Повесть о юности (Медынский) - страница 104

— Любить нужно слово, молодой человек! Любить!.. Н-ну-с! Обрисуйте мне образ Онегина. Это, по-моему, как вы говорите, задавали!

До чего ж это тяжко, когда хочешь сказать, а не можешь — не хватает слов! А еще хуже, когда и сказать нечего!

— Евгений Онегин… — начал Борис, переминаясь с ноги на ногу, — Евгений Онегин — главный герой гениальной поэмы Пушкина.

— Не поэмы, а романа в стихах, — поправил Владимир Семенович.

— Романа в стихах, — как эхо, повторил Борис и откашлялся, соображая тем временем, о чем же ему говорить дальше. — Родился он… э-э-э… «родился на брегах Невы»… Отец его был барин, помещик, и дал сыну аристократическое образование… Он обладал умом.

— Кто обладал умом? — спросил учитель. — Отец или сын?

— Сын.

— Из вашей фразы можно понять и так и этак. Потом, что это за язык? «Он обладал умом»… Должен вам заметить, я не первый раз слышу от вас это слово. И один герой обладал умом, и другой герой обладал умом. Слова! А за ними — ни мысли, ни понимания. А еще чем он обладал?.. А откуда это видно? Чем это объясняется? И что из этого вытекает? Какую роль это играет в сюжете произведения? И, кстати, может быть, вы подыщете какой-либо другой глагол? «Обладал»… Нехорошо! Сухо!

Так, с грехом пополам, поминутно «экая» и покашливая, Борис рисовал некоторое подобие Онегина. Но подобием Владимир Семенович удовлетвориться не хотел, и обмануть его было трудно.

— Что ж это, молодой человек? — спросил он, берясь за ручку. — Думали: раз спросил учитель — можно не учить? Так-с?

— У него сегодня доклад, — среди общей тишины раздался робкий голос Вали Баталина.

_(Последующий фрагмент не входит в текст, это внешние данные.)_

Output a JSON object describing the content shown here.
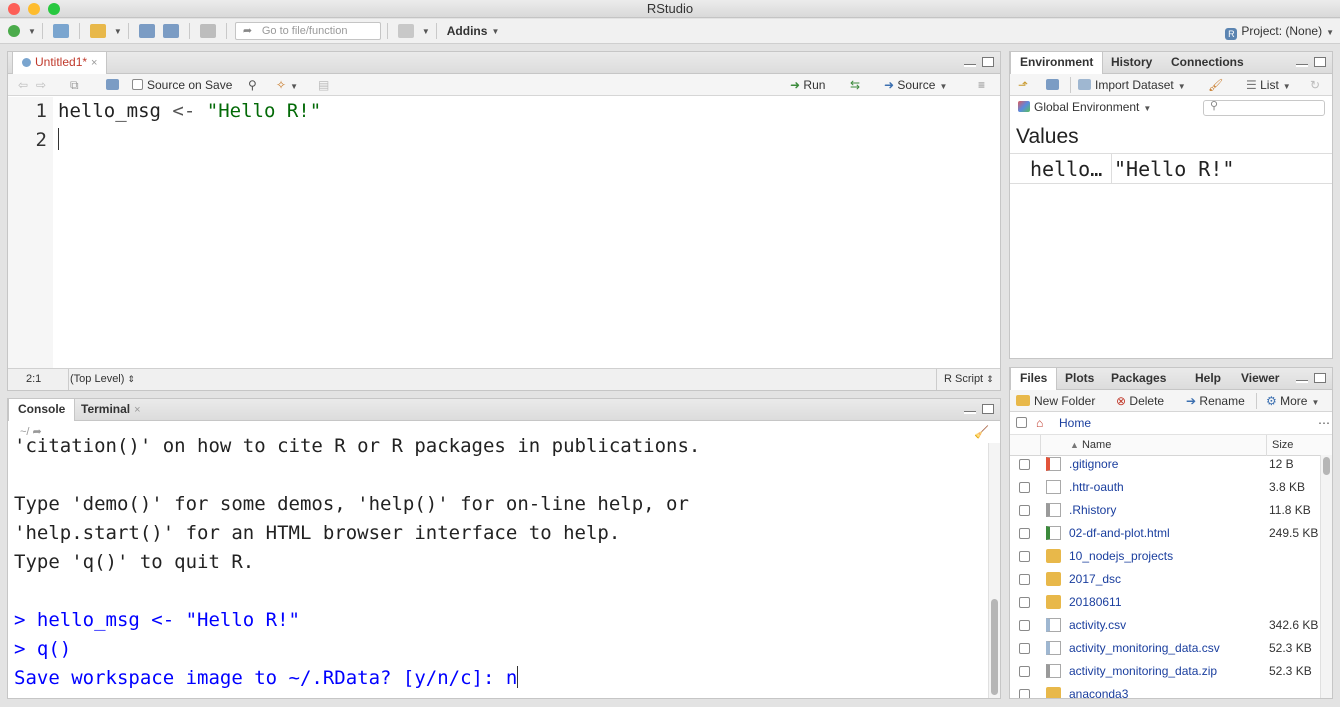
{
  "window": {
    "title": "RStudio"
  },
  "toolbar": {
    "goto_placeholder": "Go to file/function",
    "addins_label": "Addins",
    "project_label": "Project: (None)"
  },
  "source": {
    "tab_label": "Untitled1*",
    "source_on_save_label": "Source on Save",
    "run_label": "Run",
    "source_label": "Source",
    "gutter": [
      "1",
      "2"
    ],
    "code_line1": {
      "var": "hello_msg",
      "op": "<-",
      "str": "\"Hello R!\""
    },
    "status_position": "2:1",
    "status_scope": "(Top Level)",
    "status_type": "R Script"
  },
  "console": {
    "tabs": [
      "Console",
      "Terminal"
    ],
    "path": "~/",
    "lines": [
      {
        "text": "'citation()' on how to cite R or R packages in publications.",
        "style": "normal"
      },
      {
        "text": "",
        "style": "normal"
      },
      {
        "text": "Type 'demo()' for some demos, 'help()' for on-line help, or",
        "style": "normal"
      },
      {
        "text": "'help.start()' for an HTML browser interface to help.",
        "style": "normal"
      },
      {
        "text": "Type 'q()' to quit R.",
        "style": "normal"
      },
      {
        "text": "",
        "style": "normal"
      },
      {
        "text": "> hello_msg <- \"Hello R!\"",
        "style": "blue"
      },
      {
        "text": "> q()",
        "style": "blue"
      },
      {
        "text": "Save workspace image to ~/.RData? [y/n/c]: n",
        "style": "blue"
      }
    ]
  },
  "environment": {
    "tabs": [
      "Environment",
      "History",
      "Connections"
    ],
    "import_label": "Import Dataset",
    "list_label": "List",
    "scope_label": "Global Environment",
    "values_header": "Values",
    "rows": [
      {
        "name": "hello…",
        "value": "\"Hello R!\""
      }
    ]
  },
  "files": {
    "tabs": [
      "Files",
      "Plots",
      "Packages",
      "Help",
      "Viewer"
    ],
    "new_folder_label": "New Folder",
    "delete_label": "Delete",
    "rename_label": "Rename",
    "more_label": "More",
    "breadcrumb": "Home",
    "col_name": "Name",
    "col_size": "Size",
    "items": [
      {
        "name": ".gitignore",
        "size": "12 B",
        "icon": "git-file-icon"
      },
      {
        "name": ".httr-oauth",
        "size": "3.8 KB",
        "icon": "file-icon"
      },
      {
        "name": ".Rhistory",
        "size": "11.8 KB",
        "icon": "history-file-icon"
      },
      {
        "name": "02-df-and-plot.html",
        "size": "249.5 KB",
        "icon": "html-file-icon"
      },
      {
        "name": "10_nodejs_projects",
        "size": "",
        "icon": "folder-icon"
      },
      {
        "name": "2017_dsc",
        "size": "",
        "icon": "folder-icon"
      },
      {
        "name": "20180611",
        "size": "",
        "icon": "folder-icon"
      },
      {
        "name": "activity.csv",
        "size": "342.6 KB",
        "icon": "csv-file-icon"
      },
      {
        "name": "activity_monitoring_data.csv",
        "size": "52.3 KB",
        "icon": "csv-file-icon"
      },
      {
        "name": "activity_monitoring_data.zip",
        "size": "52.3 KB",
        "icon": "zip-file-icon"
      },
      {
        "name": "anaconda3",
        "size": "",
        "icon": "folder-icon"
      }
    ]
  },
  "colors": {
    "code_string": "#036a07",
    "console_input": "#0000ff",
    "accent_blue": "#1a3e9e"
  }
}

— Доклад? — переспросил Владимир Семенович. — Какой доклад?

— По математике. О Лобачевском, — ответил Борис.

— Ах, о Лобачевском! Причина вполне уважительная! По этому случаю я вам поставлю два балла, молодой человек!

ГЛАВА ДЕСЯТАЯ

Полина Антоновна любила свой учительский коллектив и сжилась с ним. Пусть это были разные люди, иной раз очень разные — и энтузиасты, отдающие душу, и «урокодавцы», совмещающие в двух, а то и в трех школах, — но с годами между ними, возникло что-то общее, сблизившее их. Привыкли понимать друг друга с полуслова и в короткие встречи на переменах оценивать то или иное событие, нарушившее нормальный ход жизни; или в свободный час, попросту именуемый «окном», поспорить об ученике, плохом или хорошем, о том, как же нужно его в конце концов понимать, о своих удачах и неудачах в работе с ним; или затеять дискуссию о больном педагогическом вопросе, посетовав попутно на неповоротливость министерства и нехорошую, затянувшуюся оторванность от жизни школы Академии педагогических наук; или поделиться своими впечатлениями о прочитанной книге, о последнем занятии политкружка, о виденном спектакле.